Según un consenso aparentemente alcanzado en la actualidad, los salarios reales de los obreros británicos se mantuvieron estancados e incluso disminuyeron durante la primera fase del proceso de industrialización, a lo largo de toda la segunda mitad del siglo XVIII y la recuperación sólo se produciría a partir de

cierto momento durante las dos primeras décadas del siglo XIX (Floud and Harris, 1997.) La visión pesimista de la segunda mitad del siglo XVIII quedaría sin embargo matizada por los resultados sobre mortalidad. Estos indican un descenso constante de las tasas entre 1780 y 1820 a pesar de que los ingresos de la clase trabajadora apenas crecieron. Contrariamente, entre 1820 y 1840, cuando la renta de los obreros pareció mejorar, la tasa de mortalidad comenzó a aumentar de forma paralela. Algunos historiadores consideran en este caso los posibles efectos de la rápida urbanización y la masificación de los distritos obreros de las ciudades como factores que compensarían, negativamente, las mejoras de tipo salarial. Para Lindert y Williamson (1983: 13), una escalada sin precedentes del desempleo sería la explicación preferente (mejores salarios para los que trabajan pero más parados sin acceso alguno a vías de ingreso.) Complementaria y alternativa a esta visión se sitúa la ofrecida por Wrigley y Schofield (1981) que consideraban como otro factor preferente de estudio el aumento de la población dependiente entre las fechas señaladas. Esa población (niños y desempleados de ambos sexos) habría contribuido a diluir los efectos positivos de las mejoras salariales.
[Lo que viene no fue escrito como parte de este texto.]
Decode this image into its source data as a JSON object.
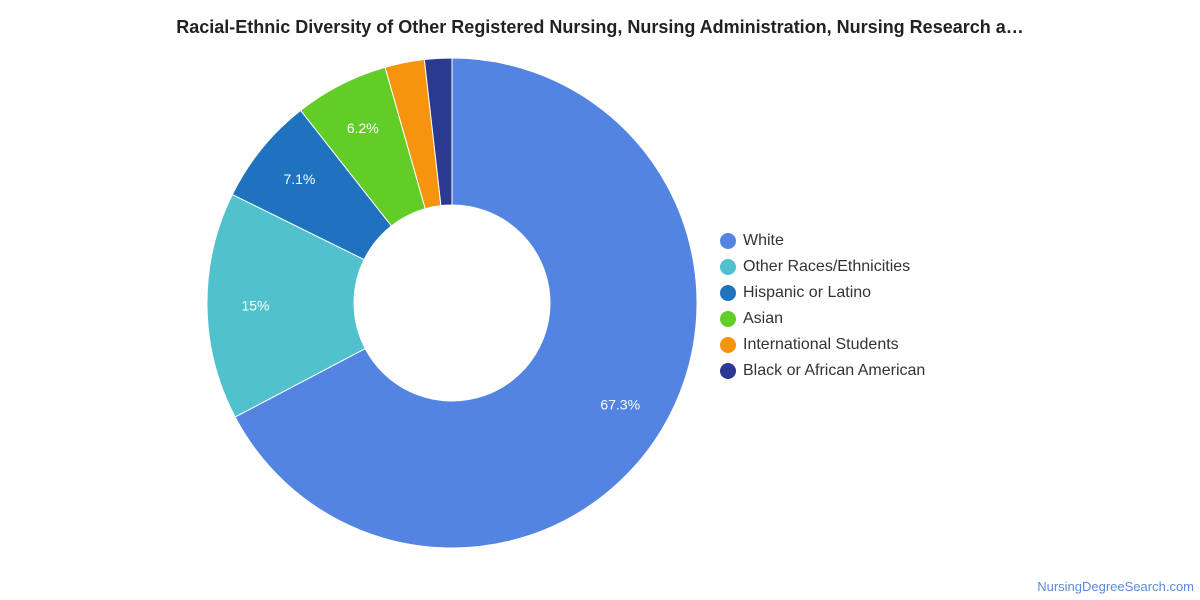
{
  "chart_data": {
    "type": "pie",
    "title": "Racial-Ethnic Diversity of Other Registered Nursing, Nursing Administration, Nursing Research a…",
    "donut": true,
    "legend_position": "right",
    "categories": [
      "White",
      "Other Races/Ethnicities",
      "Hispanic or Latino",
      "Asian",
      "International Students",
      "Black or African American"
    ],
    "values": [
      67.3,
      15,
      7.1,
      6.2,
      2.6,
      1.8
    ],
    "data_labels": [
      "67.3%",
      "15%",
      "7.1%",
      "6.2%",
      "",
      ""
    ],
    "colors": [
      "#5484e2",
      "#50c1cd",
      "#1f73be",
      "#63cd28",
      "#f7940e",
      "#2b3990"
    ]
  },
  "footer": {
    "source": "NursingDegreeSearch.com"
  }
}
Más recientemente, los estudios de inspiración seniana se han ido sucediendo. Crafts (1997) intentó combinar indicadores clásicos como el ingreso o la estatura con otros como la libertad de prensa, los derechos civiles, etc., para obtener no sólo una visión más global de lo que aconteció en Gran Bretaña, sino también una perspectiva comparada a nivel internacional. El autor llegaba a la conclusión de que la incorporación de estas nuevas variables en ningún caso reforzaría la interpretación pesimista que ofrecían los estudios antropométricos para las décadas centrales del siglo XIX. Jordan (1993) a través de los resultados de su índice sintético, llegaba a la conclusión de que el progreso de la calidad de vida en Gran Bretaña durante el siglo XIX fue muy localizado tanto cronológicamente (a partir de 1860 aproximadamente) como socialmente (fueron las condiciones de vida de la infancia las que experimentaron una mejora espectacular desde la mencionada fecha hasta 1914.) Por último, Floud y Harris (1997: 117) aplicaron una versión modificada del Índice de Desarrollo Humano al Reino Unido entre 1750 y 1980 concluyendo que la interpretación pesimista carecía de una base sólida excepto para el segundo cuarto del siglo XIX, aunque

coincidían con Jordan en que los progresos más notables sólo se producirían a partir de la segunda mitad de dicha centuria.

Como puede verse, hay conclusiones para todos los gustos y en todos los trabajos se alude a lo frágil de las metodologías y al margen de error al que están sometidos los resultados por la naturaleza estadística de los datos y su discontinuidad en determinadas ocasiones. Personalmente, observo un problema fundamental intrínseco a la aplicación de los índices actuales al pasado. ¿Qué lugar ocuparía el derecho al voto o la libertad de prensa en el esquema de satisfacción de necesidades de la población de mediados del siglo XIX? ¿Cómo ponderar percepciones subjetivas y sociales de una población que no es encuestable? Coincidiendo con Dyer (1991), creo que un estudio sobre niveles de vida no puede confundirse con un estudio de grados de felicidad o libertad aunque estos estén estrechamente relacionados con aquellos en el mundo actual.